Regex Unicode and Non-Unicode

General discussion related to "Everything".
Post Reply
Debugger
Posts: 630
Joined: Thu Jan 26, 2017 11:56 am

Regex Unicode and Non-Unicode

Post by Debugger »

It does not work in Everything:

Unicode:
(?>\x0D\x0A|[\x0A-\x0D\x{85}\x{2028}\x{2029}])
or
\p{Han} for CJK ideographs

Not Unicode:
(?>\x0D\x0A|[\x0A-\x0D])
void
Developer
Posts: 16745
Joined: Fri Oct 16, 2009 11:31 pm

Re: Regex Unicode and Non-Unicode

Post by void »

Everything uses Perl Compatible Regular Expressions.

Please try:

\b\x0D\x0A|[\x0A-\x0D\x{85}\x{2028}\x{2029}]

Unicode is supported.
\p{...} is not supported.
Debugger
Posts: 630
Joined: Thu Jan 26, 2017 11:56 am

Re: Regex Unicode and Non-Unicode

Post by Debugger »

[quote="void"]

Please try:

\b (?>) Matches a word boundary (the start or end of a word).

Regex enabled:
\b\x0D\x0A|[\x0A-\x0D\x{85}\x{2028}\x{2029}]
Always not work:
0 objects!!!!!!!!!!!
void
Developer
Posts: 16745
Joined: Fri Oct 16, 2009 11:31 pm

Re: Regex Unicode and Non-Unicode

Post by void »

regex:"\b\x0D\x0A|[\x0A-\x0D\x{85}\x{2028}\x{2029}]" is working correctly here.

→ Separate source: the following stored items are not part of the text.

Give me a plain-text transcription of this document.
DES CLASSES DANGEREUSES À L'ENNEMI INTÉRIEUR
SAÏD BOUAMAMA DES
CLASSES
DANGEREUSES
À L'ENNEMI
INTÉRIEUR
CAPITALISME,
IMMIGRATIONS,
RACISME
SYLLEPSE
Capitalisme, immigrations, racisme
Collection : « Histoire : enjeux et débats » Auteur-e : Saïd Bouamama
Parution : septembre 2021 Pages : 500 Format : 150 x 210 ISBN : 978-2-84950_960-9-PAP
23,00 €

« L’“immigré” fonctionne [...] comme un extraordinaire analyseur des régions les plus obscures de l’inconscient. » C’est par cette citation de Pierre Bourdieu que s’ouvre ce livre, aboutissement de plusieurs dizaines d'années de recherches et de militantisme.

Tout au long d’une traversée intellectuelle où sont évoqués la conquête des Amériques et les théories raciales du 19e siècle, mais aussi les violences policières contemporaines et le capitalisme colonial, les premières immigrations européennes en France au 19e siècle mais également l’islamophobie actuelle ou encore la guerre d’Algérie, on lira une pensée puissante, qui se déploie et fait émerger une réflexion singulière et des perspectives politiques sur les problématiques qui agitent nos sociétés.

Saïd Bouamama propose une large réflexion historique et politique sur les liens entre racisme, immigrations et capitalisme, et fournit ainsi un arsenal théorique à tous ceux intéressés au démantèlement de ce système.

\b = starting word boundary.
\x0D = carriage return
\x0A = new line
| = OR (all text before this is one search, all text after this another search)
[] = in a set
\x{85} = new line
\x{2028} = separator
\x{2029} = separator

Combing them all together you get:
(a carriage return or newline after a word boundary) OR (a single character matching a carriage return, newline, atlernate newline or unicode separator 2028 or unicode separator 2029)

What exactly are you trying to search for?

Please try without the word boundary:
regex:[\x0A-\x0D\x{85}\x{2028}\x{2029}]

Make sure regex is disabled from the Search menu if you use the regex: modifier.
Also if you use the regex: modifier, please make sure you escape | with double quotes.

You can also use the built in macro to find unicode characters, which should be faster, with regex disabled, search for:
#x0a:|#x0d:|#x85:|#x2028:|#x2029:
Debugger
Posts: 630
Joined: Thu Jan 26, 2017 11:56 am

Re: Regex Unicode and Non-Unicode

Post by Debugger »

0 object

Image Image
void
Developer
Posts: 16745
Joined: Fri Oct 16, 2009 11:31 pm

Re: Regex Unicode and Non-Unicode

Post by void »

Are you certain you have a filename with one of the above characters?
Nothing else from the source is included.